Der Ausschuss erklärte, die Banken müssten ein Drittel des Geldes an die Erben der Opfer zurückzahlen, falls diese ausfindig gemacht werden könnten; das entspricht etwa 60 Millionen Euro. Für die restlichen zwei Drittel müsse der Staat aufkommen, also etwa 100 Millionen Euro. Denn die Banken hatten das meiste Geld in den 40er und 50er Jahren an das Britische Mandat gezahlt sowie nach 1948 an den Staat Israel.
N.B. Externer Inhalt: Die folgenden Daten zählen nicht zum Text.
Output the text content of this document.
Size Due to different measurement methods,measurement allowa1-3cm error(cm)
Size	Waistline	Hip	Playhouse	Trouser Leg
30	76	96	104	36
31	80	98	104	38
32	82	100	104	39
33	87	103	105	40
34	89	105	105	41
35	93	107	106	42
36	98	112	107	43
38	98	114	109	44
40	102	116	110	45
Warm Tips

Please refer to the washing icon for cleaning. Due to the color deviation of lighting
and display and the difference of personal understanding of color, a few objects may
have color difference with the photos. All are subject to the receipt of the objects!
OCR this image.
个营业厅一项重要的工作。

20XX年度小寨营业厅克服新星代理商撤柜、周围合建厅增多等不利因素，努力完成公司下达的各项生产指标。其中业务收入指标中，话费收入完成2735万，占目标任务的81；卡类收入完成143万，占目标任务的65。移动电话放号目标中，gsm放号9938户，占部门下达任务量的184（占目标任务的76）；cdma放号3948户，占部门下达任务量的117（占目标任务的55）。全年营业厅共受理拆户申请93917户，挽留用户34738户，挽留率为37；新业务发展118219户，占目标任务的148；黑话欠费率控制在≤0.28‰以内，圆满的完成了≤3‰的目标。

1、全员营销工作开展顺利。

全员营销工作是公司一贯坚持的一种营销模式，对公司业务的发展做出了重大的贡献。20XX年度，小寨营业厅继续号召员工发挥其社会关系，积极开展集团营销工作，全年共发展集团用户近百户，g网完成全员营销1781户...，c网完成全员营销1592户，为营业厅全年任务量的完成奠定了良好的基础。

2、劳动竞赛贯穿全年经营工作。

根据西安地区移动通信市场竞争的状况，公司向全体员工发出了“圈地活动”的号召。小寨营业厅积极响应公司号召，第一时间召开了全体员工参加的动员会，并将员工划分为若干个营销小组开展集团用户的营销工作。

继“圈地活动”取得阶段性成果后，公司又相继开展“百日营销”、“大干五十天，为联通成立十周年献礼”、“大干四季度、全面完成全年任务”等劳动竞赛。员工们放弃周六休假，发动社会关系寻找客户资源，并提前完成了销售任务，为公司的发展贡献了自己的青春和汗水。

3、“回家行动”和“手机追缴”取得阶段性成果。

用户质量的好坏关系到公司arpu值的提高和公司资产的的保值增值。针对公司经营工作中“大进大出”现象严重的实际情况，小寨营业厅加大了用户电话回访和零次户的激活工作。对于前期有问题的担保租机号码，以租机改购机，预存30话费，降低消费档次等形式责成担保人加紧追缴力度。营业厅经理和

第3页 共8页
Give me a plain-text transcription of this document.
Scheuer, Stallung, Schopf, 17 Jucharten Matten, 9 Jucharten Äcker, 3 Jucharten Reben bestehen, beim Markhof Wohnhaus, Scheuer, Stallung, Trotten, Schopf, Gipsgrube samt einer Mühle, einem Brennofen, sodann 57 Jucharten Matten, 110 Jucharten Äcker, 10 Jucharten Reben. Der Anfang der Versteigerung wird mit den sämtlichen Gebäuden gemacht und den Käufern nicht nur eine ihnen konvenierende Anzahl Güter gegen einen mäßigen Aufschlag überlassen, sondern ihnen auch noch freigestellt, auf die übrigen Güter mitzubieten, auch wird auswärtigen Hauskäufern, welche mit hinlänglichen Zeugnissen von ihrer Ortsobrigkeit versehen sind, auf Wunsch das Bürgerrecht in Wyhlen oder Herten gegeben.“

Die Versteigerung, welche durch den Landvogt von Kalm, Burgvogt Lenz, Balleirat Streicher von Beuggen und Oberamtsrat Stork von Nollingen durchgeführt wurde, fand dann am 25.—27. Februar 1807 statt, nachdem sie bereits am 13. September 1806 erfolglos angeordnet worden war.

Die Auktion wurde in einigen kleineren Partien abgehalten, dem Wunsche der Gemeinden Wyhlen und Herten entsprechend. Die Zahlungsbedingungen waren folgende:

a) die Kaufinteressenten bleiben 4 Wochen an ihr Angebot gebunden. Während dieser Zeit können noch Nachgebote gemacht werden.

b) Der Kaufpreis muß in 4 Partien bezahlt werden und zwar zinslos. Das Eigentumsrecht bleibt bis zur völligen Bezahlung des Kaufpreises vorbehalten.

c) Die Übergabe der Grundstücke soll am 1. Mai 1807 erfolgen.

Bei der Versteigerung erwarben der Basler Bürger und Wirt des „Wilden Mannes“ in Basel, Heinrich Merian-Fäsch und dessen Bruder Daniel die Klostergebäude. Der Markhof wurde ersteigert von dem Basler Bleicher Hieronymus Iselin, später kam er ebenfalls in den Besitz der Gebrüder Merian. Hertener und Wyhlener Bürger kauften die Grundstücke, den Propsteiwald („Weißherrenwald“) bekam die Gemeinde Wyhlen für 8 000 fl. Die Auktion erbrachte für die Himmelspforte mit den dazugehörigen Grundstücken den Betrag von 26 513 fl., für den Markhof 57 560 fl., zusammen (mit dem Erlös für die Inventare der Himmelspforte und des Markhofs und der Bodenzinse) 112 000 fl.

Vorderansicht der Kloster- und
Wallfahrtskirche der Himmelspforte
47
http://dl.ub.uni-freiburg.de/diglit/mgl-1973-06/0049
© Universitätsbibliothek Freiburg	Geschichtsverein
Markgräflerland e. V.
Die größte Bank in Israel, die Bank Leumi müsste allein etwa 54 Millionen Euro zahlen. Auf die Misrahi Bank entfielen knapp 2,3 Millionen Euro, die Bank Hapoalim wäre zur Zahlung von über 300.000 Millionen Euro verpflichtet, und die Israel Discount Bank zu 95.000 Euro. Der Ausschuss gab jedoch zu verstehen, dass voraussichtlich nur eine kleine Zahl der Erben ausfindig gemacht werden wird, und daher diese Summen nur theoretischer Natur seien. Aufgrund des mangelhaften Umganges der Banken mit den Konten sei nur noch auf etwa 3.500 der 9.000 Konten Geld zu finden.
Der Ausschuss empfahl die Bildung einer öffentlichen Körperschaft, welche die Interessen der Erben vertritt. „Wenn wir mit den Banken und der Schatzkammer keine Einigung erreichen, müssen wir zu Gesetzesmitteln greifen“, hieß es.
Die Banken-Vereinigung und die Bank Leumi dementierten, dass heute noch Anlagepapiere der Holocaust-Überlebenden auf israelischen Banken lägen. Den Vorwurf des Obersten Rechnungsprüfers, Jehuda Barlev, die Bank Leumi unterhalte noch etwa 180 Konten von Holocaustopfern, wies die Bank zurück.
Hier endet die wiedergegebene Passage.